2002 Denver Annual Meeting (October 27-30, 2002)

Paper No. 19
Presentation Time: 8:00 AM-12:00 PM

MULTI-STAGE LARAMIDE DEFORMATION OF THE GALISTEO BASIN AREA, NORTH-CENTRAL NEW MEXICO


LISENBEE, Alvis L., Geology and Geological Engineering, South Dakota School of Mines and Technology, 501 E. St. Joseph St, Rapid City, SD 57701, alvis.lisenbee@sdsmt.edu

A subcrop map of the Tertiary Diamond Tail Formation in the Galisteo basin, south of Santa Fe, New Mexico, shows a large, open to the north, U-shaped pattern for Phanerozoic (Mississippian to Late Cretaceous) strata. The pattern defines a broad, southwest-plunging anticlinal nose extending from the Precambrian core of the Sangre de Cristo range at Canoncito which is bound on the southeast by a southeast-facing monocline along the Tijeras-Canoncito fault zone. These relationships indicate two phases of Laramide deformation. In the first, the Maestrichtian or early Paleocene Brazos-Sangre de Cristo uplift extended at least 12 km southwest from the present bold mountain front of the Sangre de Cristo range. The second deformation phase followed beveling of the Phanerozoic section, when the shoulder of the Sangre de Cristo uplift collapsed forming part of the NNW-trending Echo Park-type Galisteo basin, filled with Late Paleocene or Early Eocene Diamond Tail and Eocene Galisteo Formations and the Oligocene Espinaso Volcanics. Fracture studies (Erslev, 2001) indicate two subsequent pulses of Laramide regional compression in the Galisteo area with Post-Diamond Tail (Early Eocene) maximum compression oriented ENE and post-Galisteo (Late Eocene/Oligocene?) compression oriented NNE.

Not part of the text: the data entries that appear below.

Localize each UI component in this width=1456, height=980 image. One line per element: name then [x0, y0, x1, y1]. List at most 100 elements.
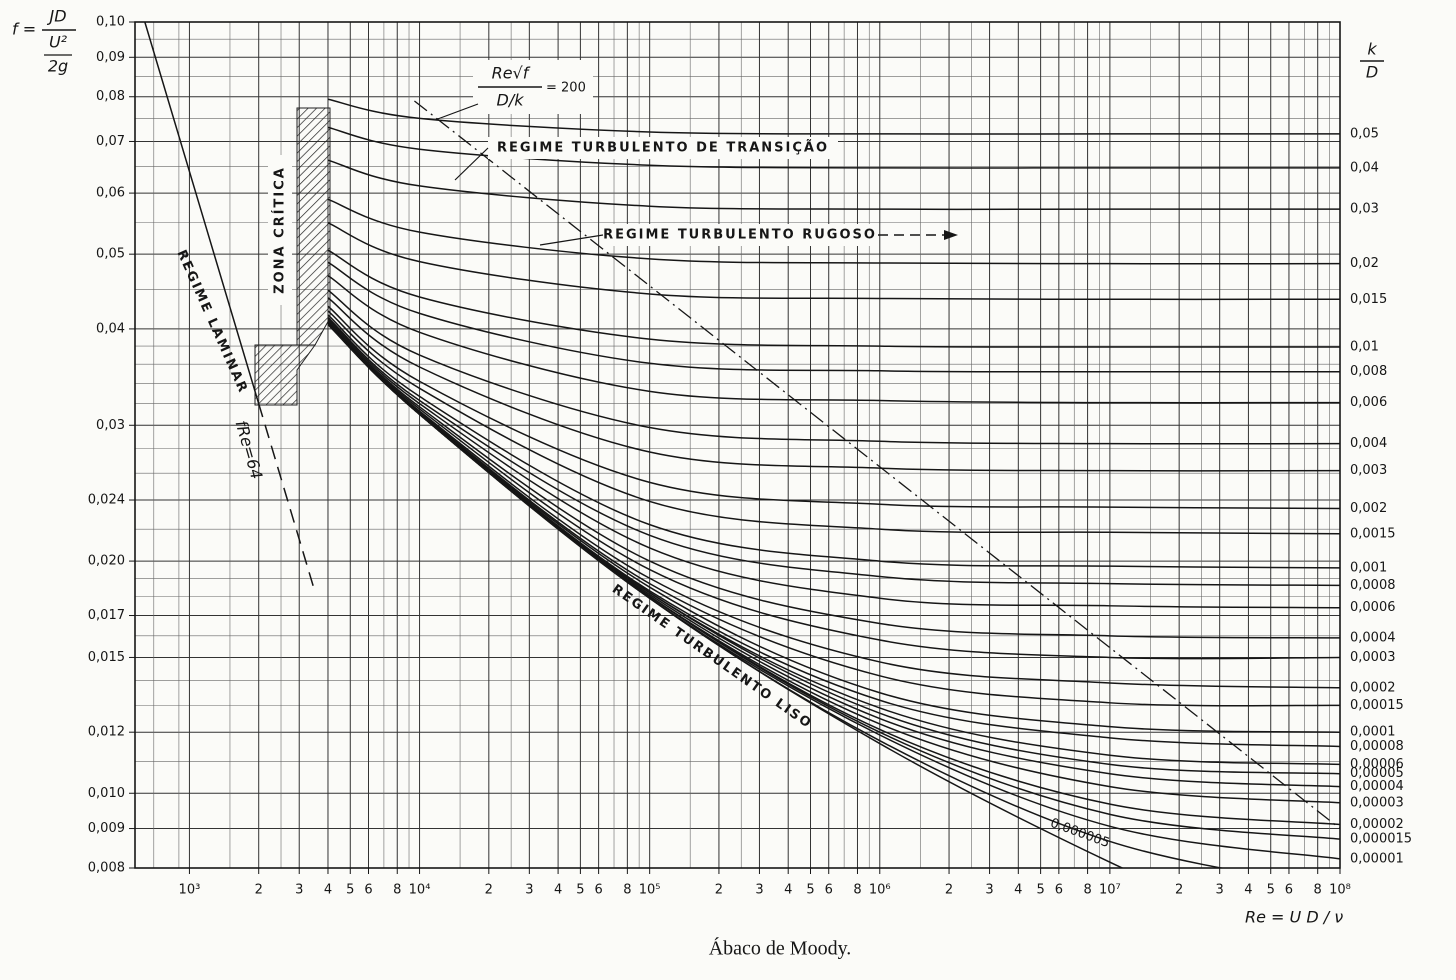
x-tick-label: 3 — [755, 883, 763, 898]
curve-label: 0,0002 — [1350, 680, 1396, 695]
curve-label: 0,000015 — [1350, 832, 1412, 847]
x-tick-label: 8 — [853, 883, 861, 898]
curve-label: 0,04 — [1350, 160, 1379, 175]
curve-label: 0,00008 — [1350, 739, 1404, 754]
roughness-curve — [327, 305, 1340, 510]
y-tick-label: 0,020 — [88, 554, 125, 569]
roughness-curve — [327, 323, 1340, 775]
curve-label: 0,002 — [1350, 501, 1387, 516]
y2-axis-label: k — [1367, 40, 1377, 59]
roughness-curve — [327, 314, 1340, 569]
x-tick-label: 3 — [1216, 883, 1224, 898]
boundary-numerator: Re√f — [492, 64, 531, 83]
arrowhead — [944, 230, 958, 240]
boundary-equation: = 200 — [546, 81, 586, 96]
x-tick-label: 4 — [324, 883, 332, 898]
curve-label: 0,00005 — [1350, 766, 1404, 781]
x-tick-label: 8 — [1083, 883, 1091, 898]
x-tick-label: 2 — [255, 883, 263, 898]
curve-label: 0,01 — [1350, 339, 1379, 354]
x-tick-label: 5 — [1267, 883, 1275, 898]
y-tick-label: 0,03 — [96, 418, 125, 433]
x-tick-label: 6 — [364, 883, 372, 898]
arrow — [434, 103, 479, 121]
x-tick-label: 5 — [1036, 883, 1044, 898]
laminar-line-dashed — [257, 403, 316, 592]
curve-label: 0,00015 — [1350, 698, 1404, 713]
x-tick-label: 4 — [784, 883, 792, 898]
curve-label: 0,006 — [1350, 395, 1387, 410]
boundary-line — [414, 100, 1340, 830]
label-box — [268, 155, 292, 305]
y-tick-label: 0,017 — [88, 608, 125, 623]
curve-label: 0,03 — [1350, 202, 1379, 217]
y-tick-label: 0,015 — [88, 650, 125, 665]
y-tick-label: 0,09 — [96, 50, 125, 65]
roughness-curve — [327, 324, 1125, 868]
curves — [144, 22, 1340, 868]
curve-label: 0,05 — [1350, 126, 1379, 141]
critical-zone-hatch — [254, 344, 316, 406]
x-tick-label: 4 — [1244, 883, 1252, 898]
rough-label: REGIME TURBULENTO RUGOSO — [603, 228, 877, 243]
roughness-curve — [327, 274, 1340, 404]
y-axis-label: JD — [46, 7, 66, 26]
y2-axis-label: D — [1366, 63, 1378, 82]
roughness-curve — [327, 316, 1340, 587]
y-tick-label: 0,10 — [96, 15, 125, 30]
curve-label: 0,0004 — [1350, 630, 1396, 645]
roughness-curve — [327, 310, 1340, 535]
x-axis-label: Re = U D / ν — [1245, 908, 1343, 927]
y-axis-label: U² — [49, 33, 68, 52]
boundary-denominator: D/k — [497, 91, 525, 110]
critical-label: ZONA CRÍTICA — [272, 166, 288, 294]
x-tick-label: 4 — [554, 883, 562, 898]
x-tick-label: 4 — [1014, 883, 1022, 898]
roughness-curve — [327, 289, 1340, 445]
arrow — [454, 147, 489, 181]
curve-label: 0,02 — [1350, 256, 1379, 271]
x-tick-label: 10⁷ — [1099, 883, 1121, 898]
x-tick-label: 10⁸ — [1329, 883, 1351, 898]
x-tick-label: 10³ — [179, 883, 201, 898]
arrow — [539, 234, 604, 246]
laminar-line — [144, 22, 260, 404]
x-tick-label: 6 — [1055, 883, 1063, 898]
curve-label: 0,0006 — [1350, 600, 1396, 615]
curve-label: 0,0001 — [1350, 725, 1396, 740]
label-box — [603, 224, 877, 246]
label-box — [488, 137, 838, 159]
roughness-curve — [327, 320, 1340, 639]
x-tick-label: 5 — [346, 883, 354, 898]
y-tick-label: 0,012 — [88, 725, 125, 740]
curve-label: 0,0015 — [1350, 526, 1396, 541]
curve-label: 0,003 — [1350, 463, 1387, 478]
transition-label: REGIME TURBULENTO DE TRANSIÇÃO — [497, 140, 829, 156]
curve-label: 0,00002 — [1350, 817, 1404, 832]
x-tick-label: 6 — [594, 883, 602, 898]
roughness-curve — [327, 318, 1340, 609]
curve-label: 0,00001 — [1350, 851, 1404, 866]
plot-frame — [134, 21, 1341, 869]
x-tick-label: 6 — [1285, 883, 1293, 898]
roughness-curve — [327, 222, 1340, 301]
x-tick-label: 8 — [623, 883, 631, 898]
roughness-curve — [327, 297, 1340, 472]
y-tick-label: 0,024 — [88, 493, 125, 508]
curve-label: 0,015 — [1350, 292, 1387, 307]
x-tick-label: 8 — [1314, 883, 1322, 898]
curve-label: 0,00004 — [1350, 779, 1404, 794]
x-tick-label: 3 — [985, 883, 993, 898]
labels: 0,100,090,080,070,060,050,040,030,0240,0… — [88, 15, 1412, 898]
curve-label: 0,001 — [1350, 560, 1387, 575]
roughness-curve — [327, 159, 1340, 211]
y-axis-label: f = — [12, 20, 36, 39]
roughness-curve — [327, 321, 1340, 689]
y-tick-label: 0,010 — [88, 786, 125, 801]
y-tick-label: 0,08 — [96, 89, 125, 104]
x-tick-label: 3 — [525, 883, 533, 898]
x-tick-label: 8 — [393, 883, 401, 898]
curve-label: 0,00006 — [1350, 757, 1404, 772]
x-tick-label: 6 — [825, 883, 833, 898]
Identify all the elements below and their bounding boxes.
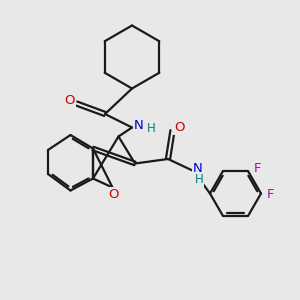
Text: H: H [147, 122, 156, 136]
Text: F: F [266, 188, 274, 202]
Text: F: F [254, 162, 261, 175]
Text: H: H [194, 173, 203, 186]
Text: O: O [108, 188, 118, 201]
Text: O: O [65, 94, 75, 107]
Text: O: O [174, 121, 184, 134]
Text: N: N [134, 119, 143, 132]
Text: N: N [193, 161, 203, 175]
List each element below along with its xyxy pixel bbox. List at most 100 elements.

The erosional edge of the Campanian Point Lookout Sandstone beneath the Diamond Tail Formation lies just south of Galisteo Creek and is not offset laterally across the long-lived, northeast-trending, Tijeras-Canoncito fault zone. This has regional implications for Laramide development of northern New Mexico as it does not support models that assign right slip of this age to this fault zone.